Gentle, Mary – 1610: Der letzte Alchemist

Mary Gentle (* 1956, Sussex) ist spätestens seit der [Legende von Ash, 303 für die sie im Jahr 2000 mit dem |British Science Fiction Award| sowie dem |Sidewise Award for Alternate History| ausgezeichnet wurde, als Spezialistin für die Verschmelzung von Historie und Phantastik bekannt.

Ihre akademischen Abschlüsse in Geschichtswissenschaft des 17. Jahrhunderts (Bachelor) und Kriegswissenschaft (Master) dürften ihr bei der Recherche für ihren neuesten Roman „1610“ nur zum Vorteil gereicht haben, denn eine der schillerndsten literarischen Figuren dieser Zeit hat sie sich zum Helden auserkoren:

Valentin Rochefort, Spion, berüchtigter Duellant und oft auch gedungener Mörder. Bekannt als einer der schillerndsten Antagonisten der drei Musketiere in den Romanen von Alexandre de Dumas, wurde Rochefort auch in zahlreichen Verfilmungen vom Schurken bis hin zum stets gegen d’Artagnan verlierenden Finsterling charakterisiert.

Mary Gentle stellt Rochefort aus einer völlig neuen Sicht dar: Sie lässt ihn und auch andere Handlungsträger aus ihren fiktiven Memoiren erzählen. Rochefort präsentiert sich als ein sehr objektiver und amüsanter, sogar selbstkritischer Ich-Erzähler.

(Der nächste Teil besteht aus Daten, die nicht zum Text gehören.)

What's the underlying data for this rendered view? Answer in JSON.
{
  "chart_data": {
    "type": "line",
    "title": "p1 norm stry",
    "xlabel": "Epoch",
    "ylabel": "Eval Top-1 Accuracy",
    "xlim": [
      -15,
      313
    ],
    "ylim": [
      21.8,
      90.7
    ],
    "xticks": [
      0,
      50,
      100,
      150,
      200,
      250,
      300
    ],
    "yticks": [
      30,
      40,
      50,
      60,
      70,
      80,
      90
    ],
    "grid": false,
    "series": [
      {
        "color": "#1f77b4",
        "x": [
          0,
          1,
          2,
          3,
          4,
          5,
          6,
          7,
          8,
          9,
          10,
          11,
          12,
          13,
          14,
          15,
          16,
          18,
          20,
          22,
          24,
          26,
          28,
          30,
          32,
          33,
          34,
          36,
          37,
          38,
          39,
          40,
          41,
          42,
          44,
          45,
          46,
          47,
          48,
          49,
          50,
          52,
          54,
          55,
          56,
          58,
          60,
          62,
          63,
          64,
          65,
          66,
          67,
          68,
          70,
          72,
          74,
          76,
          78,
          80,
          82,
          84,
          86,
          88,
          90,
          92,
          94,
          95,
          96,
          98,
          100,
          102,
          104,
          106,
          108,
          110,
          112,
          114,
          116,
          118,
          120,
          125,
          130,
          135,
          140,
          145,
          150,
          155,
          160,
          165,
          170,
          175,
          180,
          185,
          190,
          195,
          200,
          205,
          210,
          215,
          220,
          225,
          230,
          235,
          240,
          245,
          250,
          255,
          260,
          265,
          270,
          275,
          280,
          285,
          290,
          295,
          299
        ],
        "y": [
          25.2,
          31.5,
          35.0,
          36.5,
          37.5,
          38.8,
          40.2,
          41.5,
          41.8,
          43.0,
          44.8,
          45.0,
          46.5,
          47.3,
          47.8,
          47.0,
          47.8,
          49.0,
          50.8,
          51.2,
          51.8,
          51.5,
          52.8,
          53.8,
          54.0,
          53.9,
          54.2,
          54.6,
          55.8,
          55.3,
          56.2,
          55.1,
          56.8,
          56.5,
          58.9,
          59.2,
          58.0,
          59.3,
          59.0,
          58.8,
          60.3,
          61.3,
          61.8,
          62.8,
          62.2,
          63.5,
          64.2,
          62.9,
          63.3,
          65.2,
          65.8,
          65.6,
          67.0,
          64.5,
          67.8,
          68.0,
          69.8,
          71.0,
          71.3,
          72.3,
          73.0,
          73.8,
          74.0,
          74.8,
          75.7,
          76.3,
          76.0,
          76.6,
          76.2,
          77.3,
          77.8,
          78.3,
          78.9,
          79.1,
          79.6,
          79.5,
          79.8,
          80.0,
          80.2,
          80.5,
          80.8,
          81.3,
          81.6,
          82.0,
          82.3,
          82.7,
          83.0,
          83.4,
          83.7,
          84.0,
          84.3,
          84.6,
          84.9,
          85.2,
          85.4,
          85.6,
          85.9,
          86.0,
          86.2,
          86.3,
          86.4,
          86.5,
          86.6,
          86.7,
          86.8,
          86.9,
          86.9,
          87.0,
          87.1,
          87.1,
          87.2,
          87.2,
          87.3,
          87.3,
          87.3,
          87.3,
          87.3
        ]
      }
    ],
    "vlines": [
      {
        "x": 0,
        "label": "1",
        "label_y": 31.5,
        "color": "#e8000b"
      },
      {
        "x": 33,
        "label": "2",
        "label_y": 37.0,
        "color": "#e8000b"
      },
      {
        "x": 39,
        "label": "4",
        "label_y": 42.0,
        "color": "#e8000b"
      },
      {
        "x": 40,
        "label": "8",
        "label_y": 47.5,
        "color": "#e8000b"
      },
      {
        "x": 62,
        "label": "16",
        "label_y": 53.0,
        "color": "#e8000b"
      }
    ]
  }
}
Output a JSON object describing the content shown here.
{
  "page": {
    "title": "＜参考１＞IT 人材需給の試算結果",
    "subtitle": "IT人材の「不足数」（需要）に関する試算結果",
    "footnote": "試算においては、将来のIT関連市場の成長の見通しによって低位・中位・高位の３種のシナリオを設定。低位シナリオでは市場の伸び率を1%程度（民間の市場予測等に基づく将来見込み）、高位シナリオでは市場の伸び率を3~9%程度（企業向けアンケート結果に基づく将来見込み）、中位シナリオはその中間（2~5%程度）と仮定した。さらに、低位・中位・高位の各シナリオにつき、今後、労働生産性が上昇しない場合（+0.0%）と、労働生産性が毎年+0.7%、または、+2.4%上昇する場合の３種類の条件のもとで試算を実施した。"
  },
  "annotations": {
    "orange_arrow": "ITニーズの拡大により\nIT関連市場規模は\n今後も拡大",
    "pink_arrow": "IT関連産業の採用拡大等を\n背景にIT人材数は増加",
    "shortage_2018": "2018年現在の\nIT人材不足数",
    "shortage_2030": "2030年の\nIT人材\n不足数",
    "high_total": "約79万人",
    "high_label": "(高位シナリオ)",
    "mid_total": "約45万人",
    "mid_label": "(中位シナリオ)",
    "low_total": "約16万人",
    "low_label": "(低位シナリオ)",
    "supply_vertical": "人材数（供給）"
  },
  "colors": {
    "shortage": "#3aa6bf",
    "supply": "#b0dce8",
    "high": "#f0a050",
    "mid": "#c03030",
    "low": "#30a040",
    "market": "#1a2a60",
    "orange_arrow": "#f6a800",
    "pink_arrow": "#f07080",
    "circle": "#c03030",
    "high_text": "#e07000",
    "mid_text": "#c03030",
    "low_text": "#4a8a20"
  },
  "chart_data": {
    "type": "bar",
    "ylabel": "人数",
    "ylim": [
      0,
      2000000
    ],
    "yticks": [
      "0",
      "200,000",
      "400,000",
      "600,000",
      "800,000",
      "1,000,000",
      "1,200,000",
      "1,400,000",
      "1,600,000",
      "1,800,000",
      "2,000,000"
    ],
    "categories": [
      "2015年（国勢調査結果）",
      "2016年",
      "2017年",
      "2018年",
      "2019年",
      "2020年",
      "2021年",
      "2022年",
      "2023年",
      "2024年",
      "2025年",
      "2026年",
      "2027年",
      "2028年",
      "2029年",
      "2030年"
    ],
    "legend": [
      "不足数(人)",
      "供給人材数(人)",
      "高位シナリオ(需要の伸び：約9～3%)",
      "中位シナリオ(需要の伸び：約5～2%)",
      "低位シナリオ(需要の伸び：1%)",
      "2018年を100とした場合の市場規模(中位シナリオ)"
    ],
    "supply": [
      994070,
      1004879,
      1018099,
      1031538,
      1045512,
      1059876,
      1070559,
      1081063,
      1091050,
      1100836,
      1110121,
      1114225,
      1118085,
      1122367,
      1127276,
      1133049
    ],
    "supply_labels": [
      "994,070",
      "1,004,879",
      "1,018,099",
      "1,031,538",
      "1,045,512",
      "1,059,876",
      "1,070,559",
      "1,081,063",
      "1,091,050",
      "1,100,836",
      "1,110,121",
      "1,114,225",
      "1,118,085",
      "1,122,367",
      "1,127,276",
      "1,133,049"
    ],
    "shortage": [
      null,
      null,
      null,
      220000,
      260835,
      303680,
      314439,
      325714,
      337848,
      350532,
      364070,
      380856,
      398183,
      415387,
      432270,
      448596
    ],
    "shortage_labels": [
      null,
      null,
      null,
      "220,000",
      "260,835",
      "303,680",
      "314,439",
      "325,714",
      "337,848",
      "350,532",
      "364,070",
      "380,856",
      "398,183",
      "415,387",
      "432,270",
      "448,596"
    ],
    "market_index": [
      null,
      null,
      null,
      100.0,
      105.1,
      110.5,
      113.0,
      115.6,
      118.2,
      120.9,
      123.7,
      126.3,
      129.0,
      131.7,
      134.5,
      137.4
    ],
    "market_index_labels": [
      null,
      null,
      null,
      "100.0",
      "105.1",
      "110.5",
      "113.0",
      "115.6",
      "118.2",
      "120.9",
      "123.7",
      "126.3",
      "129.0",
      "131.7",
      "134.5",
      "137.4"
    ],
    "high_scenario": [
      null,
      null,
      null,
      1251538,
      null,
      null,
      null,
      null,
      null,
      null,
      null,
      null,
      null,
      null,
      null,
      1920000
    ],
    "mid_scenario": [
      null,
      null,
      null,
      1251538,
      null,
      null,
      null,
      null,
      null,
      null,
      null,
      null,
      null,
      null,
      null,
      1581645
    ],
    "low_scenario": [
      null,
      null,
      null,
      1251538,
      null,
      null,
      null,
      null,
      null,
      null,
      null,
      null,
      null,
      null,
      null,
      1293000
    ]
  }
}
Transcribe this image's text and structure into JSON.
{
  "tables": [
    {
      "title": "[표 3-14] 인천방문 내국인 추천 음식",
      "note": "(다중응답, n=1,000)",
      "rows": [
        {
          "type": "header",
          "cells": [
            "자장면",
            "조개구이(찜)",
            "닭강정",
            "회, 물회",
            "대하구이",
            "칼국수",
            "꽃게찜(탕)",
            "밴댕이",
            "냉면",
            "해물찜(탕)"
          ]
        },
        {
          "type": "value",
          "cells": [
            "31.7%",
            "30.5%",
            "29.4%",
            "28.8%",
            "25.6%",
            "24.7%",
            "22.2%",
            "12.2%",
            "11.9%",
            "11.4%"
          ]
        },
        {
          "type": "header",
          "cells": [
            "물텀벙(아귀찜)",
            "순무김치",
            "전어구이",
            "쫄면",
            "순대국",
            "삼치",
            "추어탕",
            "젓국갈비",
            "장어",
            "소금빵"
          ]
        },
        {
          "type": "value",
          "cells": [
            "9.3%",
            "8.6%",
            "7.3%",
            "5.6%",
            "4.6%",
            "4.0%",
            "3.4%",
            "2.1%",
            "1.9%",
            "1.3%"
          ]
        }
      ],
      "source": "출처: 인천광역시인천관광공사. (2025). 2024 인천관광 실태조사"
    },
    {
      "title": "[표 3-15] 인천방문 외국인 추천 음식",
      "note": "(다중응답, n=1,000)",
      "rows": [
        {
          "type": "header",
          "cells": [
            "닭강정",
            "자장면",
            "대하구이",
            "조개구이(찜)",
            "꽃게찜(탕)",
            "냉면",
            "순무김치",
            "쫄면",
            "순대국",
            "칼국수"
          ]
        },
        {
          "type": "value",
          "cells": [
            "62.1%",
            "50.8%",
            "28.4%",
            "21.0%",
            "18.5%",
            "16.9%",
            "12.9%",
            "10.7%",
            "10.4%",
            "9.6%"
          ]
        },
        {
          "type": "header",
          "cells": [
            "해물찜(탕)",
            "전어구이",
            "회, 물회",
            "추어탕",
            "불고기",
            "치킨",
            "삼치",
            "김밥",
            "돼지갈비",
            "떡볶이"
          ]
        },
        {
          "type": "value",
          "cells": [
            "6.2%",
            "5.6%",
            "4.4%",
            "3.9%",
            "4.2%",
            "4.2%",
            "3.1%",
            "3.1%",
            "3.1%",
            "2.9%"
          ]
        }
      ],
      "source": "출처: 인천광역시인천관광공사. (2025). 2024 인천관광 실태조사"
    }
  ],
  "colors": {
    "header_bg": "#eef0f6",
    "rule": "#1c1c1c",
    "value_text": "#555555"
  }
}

_Königsmörder wider Willen_

Rochefort wird vom Jäger zum Gejagten: Er soll im Auftrag der Königin, Maria von Medici, ein Attentat auf Heinrich IV. verüben. Weigert er sich, wird man seine Vertrauten Maignan und Santon umbringen. Doch Rochefort steckt in einem Dilemma: Als Gefolgsmann des Duc de Sully würde er damit seinen eigenen Herren, der ein gutes Verhältnis zum König pflegt, kompromittieren.

Also beschließt Rochefort, das Attentat zusammen mit dem unfähigen François de Ravaillac durchzuführen, in der festen Gewissheit, dass man diesen töten und das Attentat scheitern wird. Der Rest ist Geschichte: Das Attentat gelingt wider Erwarten, und Rochefort muss aus Frankreich fliehen – gejagt von den Agenten Maria von Medicis wegen Mitwisserschaft und offiziell als vermutlicher Beteiligter an der Ermordung des Königs. Zudem muss Sully ihn für einen Verräter halten.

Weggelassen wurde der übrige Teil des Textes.